Senander and volunteers usually sought out sweatshirts and coats in larger sizes. "She knows the people who wear them stuff them with extra layers of newspapers to be more 'thermally sound,' " one person wrote in Senander's winning nomination for KARE-TV's "Eleven Who KARE" award to volunteers.

She rarely talked about how she became devoted to such work. But she was likely influenced by divorce from her first husband, who left her with five kids under the age of 7. Senander later married Don, who adopted the kids, and the two added a sixth child, Kriss, in 1961.

Until she turned 80, Senander was still joining teenagers in an annual event sleeping outside in cardboard boxes to bring attention to homelessness.

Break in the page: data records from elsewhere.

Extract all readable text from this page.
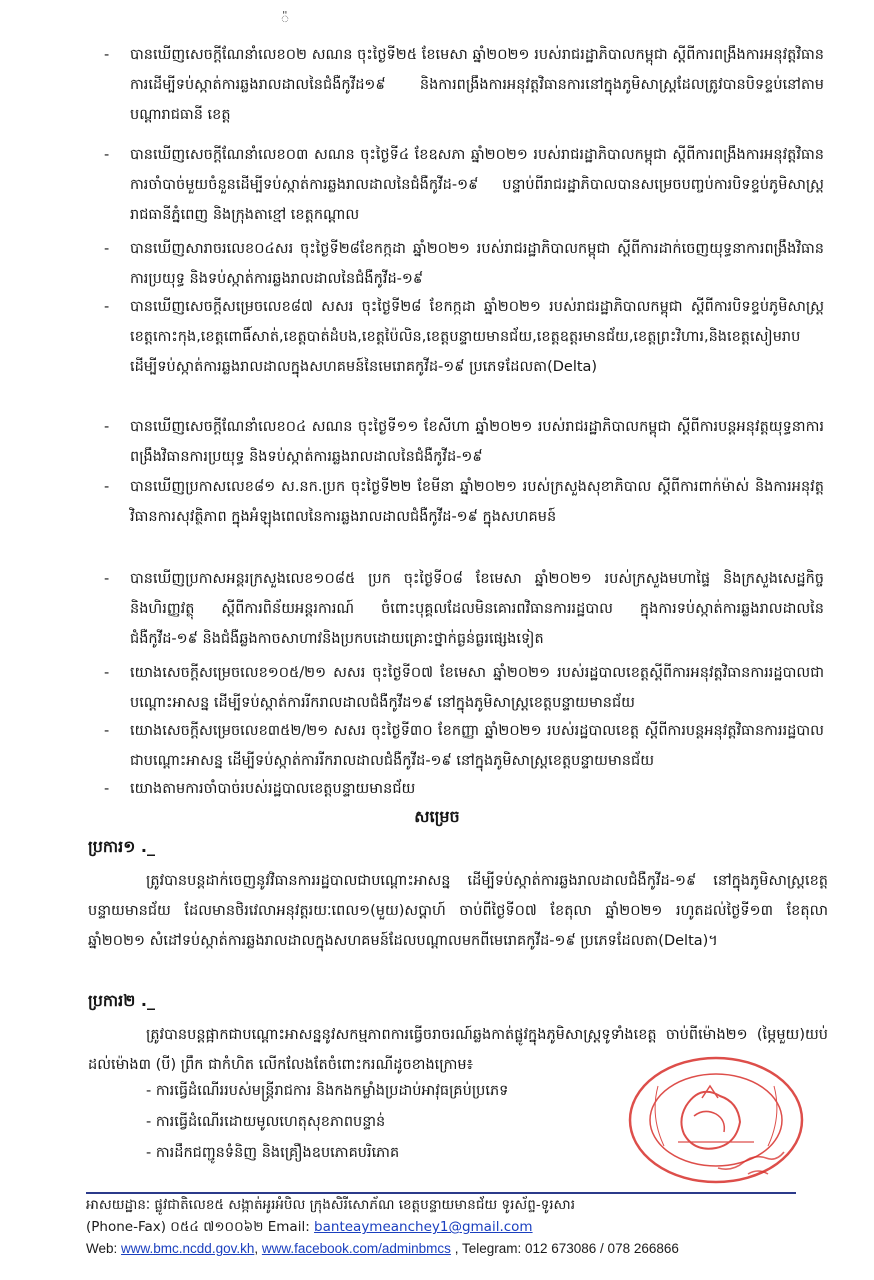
៉
- បានឃើញសេចក្តីណែនាំលេខ០២ សណន ចុះថ្ងៃទី២៥ ខែមេសា ឆ្នាំ២០២១ របស់រាជរដ្ឋាភិបាលកម្ពុជា ស្តីពីការពង្រឹងការអនុវត្តវិធានការដើម្បីទប់ស្កាត់ការឆ្លងរាលដាលនៃជំងឺកូវីដ១៩ និងការពង្រឹងការអនុវត្តវិធានការនៅក្នុងភូមិសាស្ត្រដែលត្រូវបានបិទខ្ទប់នៅតាមបណ្តារាជធានី ខេត្ត
- បានឃើញសេចក្តីណែនាំលេខ០៣ សណន ចុះថ្ងៃទី៤ ខែឧសភា ឆ្នាំ២០២១ របស់រាជរដ្ឋាភិបាលកម្ពុជា ស្តីពីការពង្រឹងការអនុវត្តវិធានការចាំបាច់មួយចំនួនដើម្បីទប់ស្កាត់ការឆ្លងរាលដាលនៃជំងឺកូវីដ-១៩ បន្ទាប់ពីរាជរដ្ឋាភិបាលបានសម្រេចបញ្ចប់ការបិទខ្ទប់ភូមិសាស្ត្ររាជធានីភ្នំពេញ និងក្រុងតាខ្មៅ ខេត្តកណ្តាល
- បានឃើញសារាចរលេខ០៤សរ ចុះថ្ងៃទី២៨ខែកក្កដា ឆ្នាំ២០២១ របស់រាជរដ្ឋាភិបាលកម្ពុជា ស្តីពីការដាក់ចេញយុទ្ធនាការពង្រឹងវិធានការប្រយុទ្ធ និងទប់ស្កាត់ការឆ្លងរាលដាលនៃជំងឺកូវីដ-១៩
- បានឃើញសេចក្តីសម្រេចលេខ៨៧ សសរ ចុះថ្ងៃទី២៨ ខែកក្កដា ឆ្នាំ២០២១ របស់រាជរដ្ឋាភិបាលកម្ពុជា ស្តីពីការបិទខ្ទប់ភូមិសាស្ត្រខេត្តកោះកុង,ខេត្តពោធិ៍សាត់,ខេត្តបាត់ដំបង,ខេត្តប៉ៃលិន,ខេត្តបន្ទាយមានជ័យ,ខេត្តឧត្តរមានជ័យ,ខេត្តព្រះវិហារ,និងខេត្តសៀមរាប ដើម្បីទប់ស្កាត់ការឆ្លងរាលដាលក្នុងសហគមន៍នៃមេរោគកូវីដ-១៩ ប្រភេទដែលតា(Delta)
- បានឃើញសេចក្តីណែនាំលេខ០៤ សណន ចុះថ្ងៃទី១១ ខែសីហា ឆ្នាំ២០២១ របស់រាជរដ្ឋាភិបាលកម្ពុជា ស្តីពីការបន្តអនុវត្តយុទ្ធនាការពង្រឹងវិធានការប្រយុទ្ធ និងទប់ស្កាត់ការឆ្លងរាលដាលនៃជំងឺកូវីដ-១៩
- បានឃើញប្រកាសលេខ៨១ ស.នក.ប្រក ចុះថ្ងៃទី២២ ខែមីនា ឆ្នាំ២០២១ របស់ក្រសួងសុខាភិបាល ស្តីពីការពាក់ម៉ាស់ និងការអនុវត្តវិធានការសុវត្ថិភាព ក្នុងអំឡុងពេលនៃការឆ្លងរាលដាលជំងឺកូវីដ-១៩ ក្នុងសហគមន៍
- បានឃើញប្រកាសអន្តរក្រសួងលេខ១០៨៥ ប្រក ចុះថ្ងៃទី០៨ ខែមេសា ឆ្នាំ២០២១ របស់ក្រសួងមហាផ្ទៃ និងក្រសួងសេដ្ឋកិច្ច និងហិរញ្ញវត្ថុ ស្តីពីការពិន័យអន្តរការណ៍ ចំពោះបុគ្គលដែលមិនគោរពវិធានការរដ្ឋបាល ក្នុងការទប់ស្កាត់ការឆ្លងរាលដាលនៃជំងឺកូវីដ-១៩ និងជំងឺឆ្លងកាចសាហាវនិងប្រកបដោយគ្រោះថ្នាក់ធ្ងន់ធ្ងរផ្សេងទៀត
- យោងសេចក្តីសម្រេចលេខ១០៥/២១ សសរ ចុះថ្ងៃទី០៧ ខែមេសា ឆ្នាំ២០២១ របស់រដ្ឋបាលខេត្តស្តីពីការអនុវត្តវិធានការរដ្ឋបាលជាបណ្តោះអាសន្ន ដើម្បីទប់ស្កាត់ការរីករាលដាលជំងឺកូវីដ១៩ នៅក្នុងភូមិសាស្ត្រខេត្តបន្ទាយមានជ័យ
- យោងសេចក្តីសម្រេចលេខ៣៥២/២១ សសរ ចុះថ្ងៃទី៣០ ខែកញ្ញា ឆ្នាំ២០២១ របស់រដ្ឋបាលខេត្ត ស្តីពីការបន្តអនុវត្តវិធានការរដ្ឋបាលជាបណ្តោះអាសន្ន ដើម្បីទប់ស្កាត់ការរីករាលដាលជំងឺកូវីដ-១៩ នៅក្នុងភូមិសាស្ត្រខេត្តបន្ទាយមានជ័យ
- យោងតាមការចាំបាច់របស់រដ្ឋបាលខេត្តបន្ទាយមានជ័យ
សម្រេច
ប្រការ១ ._
ត្រូវបានបន្តដាក់ចេញនូវវិធានការរដ្ឋបាលជាបណ្តោះអាសន្ន ដើម្បីទប់ស្កាត់ការឆ្លងរាលដាលជំងឺកូវីដ-១៩ នៅក្នុងភូមិសាស្ត្រខេត្តបន្ទាយមានជ័យ ដែលមានថិរវេលាអនុវត្តរយៈពេល១(មួយ)សប្តាហ៍ ចាប់ពីថ្ងៃទី០៧ ខែតុលា ឆ្នាំ២០២១ រហូតដល់ថ្ងៃទី១៣ ខែតុលា ឆ្នាំ២០២១ សំដៅទប់ស្កាត់ការឆ្លងរាលដាលក្នុងសហគមន៍ដែលបណ្តាលមកពីមេរោគកូវីដ-១៩ ប្រភេទដែលតា(Delta)។
ប្រការ២ ._
ត្រូវបានបន្តផ្អាកជាបណ្តោះអាសន្ននូវសកម្មភាពការធ្វើចរាចរណ៍ឆ្លងកាត់ផ្លូវក្នុងភូមិសាស្ត្រទូទាំងខេត្ត ចាប់ពីម៉ោង២១ (ម្ភៃមួយ)យប់ ដល់ម៉ោង៣ (បី) ព្រឹក ជាកំហិត លើកលែងតែចំពោះករណីដូចខាងក្រោម៖
- ការធ្វើដំណើររបស់មន្ត្រីរាជការ និងកងកម្លាំងប្រដាប់អាវុធគ្រប់ប្រភេទ
- ការធ្វើដំណើរដោយមូលហេតុសុខភាពបន្ទាន់
- ការដឹកជញ្ជូនទំនិញ និងគ្រឿងឧបភោគបរិភោគ
អាសយដ្ឋានៈ ផ្លូវជាតិលេខ៥ សង្កាត់អូរអំបិល ក្រុងសិរីសោភ័ណ ខេត្តបន្ទាយមានជ័យ ទូរស័ព្ទ-ទូរសារ
(Phone-Fax) ០៥៤ ៧១០០៦២ Email: banteaymeanchey1@gmail.com
Web: www.bmc.ncdd.gov.kh, www.facebook.com/adminbmcs , Telegram: 012 673086 / 078 266866
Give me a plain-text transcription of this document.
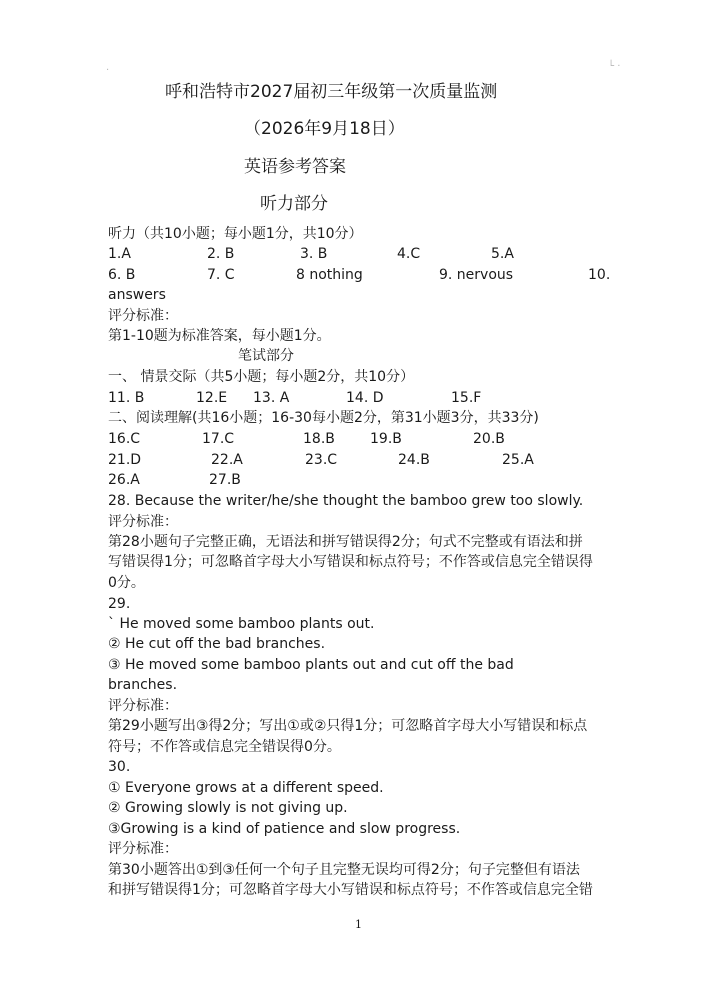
·	└ ·
呼和浩特市2027届初三年级第一次质量监测
（2026年9月18日）
英语参考答案
听力部分
听力（共10小题；每小题1分，共10分）
1.A	2. B	3. B	4.C	5.A
6. B	7. C	8 nothing	9. nervous	10.
answers
评分标准：
第1-10题为标准答案，每小题1分。
笔试部分
一、 情景交际（共5小题；每小题2分，共10分）
11. B	12.E 13. A	14. D	15.F
二、阅读理解(共16小题；16-30每小题2分，第31小题3分，共33分)
16.C	17.C	18.B	19.B	20.B
21.D	22.A	23.C	24.B	25.A
26.A	27.B
28. Because the writer/he/she thought the bamboo grew too slowly.
评分标准：
第28小题句子完整正确，无语法和拼写错误得2分；句式不完整或有语法和拼
写错误得1分；可忽略首字母大小写错误和标点符号；不作答或信息完全错误得
0分。
29.
` He moved some bamboo plants out.
② He cut off the bad branches.
③ He moved some bamboo plants out and cut off the bad
branches.
评分标准：
第29小题写出③得2分；写出①或②只得1分；可忽略首字母大小写错误和标点
符号；不作答或信息完全错误得0分。
30.
① Everyone grows at a different speed.
② Growing slowly is not giving up.
③Growing is a kind of patience and slow progress.
评分标准：
第30小题答出①到③任何一个句子且完整无误均可得2分；句子完整但有语法
和拼写错误得1分；可忽略首字母大小写错误和标点符号；不作答或信息完全错
1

She proved nearly impossible to resist when she called on family, friends and acquaintances to join her causes. Behind her back, Senander became affectionately known as the "demander" after "Senander" was auto-corrected as "demander" in a text.

The name stuck, said Mary Kay Sauter, a retired United Church of Christ pastor, and one of four who eulogized Senander at her funeral. Sauter experienced that gentle pressure herself when Senander wanted to be at Minneapolis City Hall to witness the first legal gay weddings in Minnesota. "She called me up that day [July 31, 2013] and said, 'I want to go to the service tonight at midnight. Can you drive us?' "

Sauter laughs now at the inconvenience of being called for a last-minute, late-night ride. "She challenged us to go, and now I'm so glad we did," Sauter said.

Despite Senander's stridency, she was known as someone who could forgo talk of religion or politics to keep peace and friendships, but opponents knew to expect get an earful. "She knew that inclusion was important — and so was talking about what two sides have in common," Hartsig said.

She is survived by her husband, Don, and six children. Services have been held.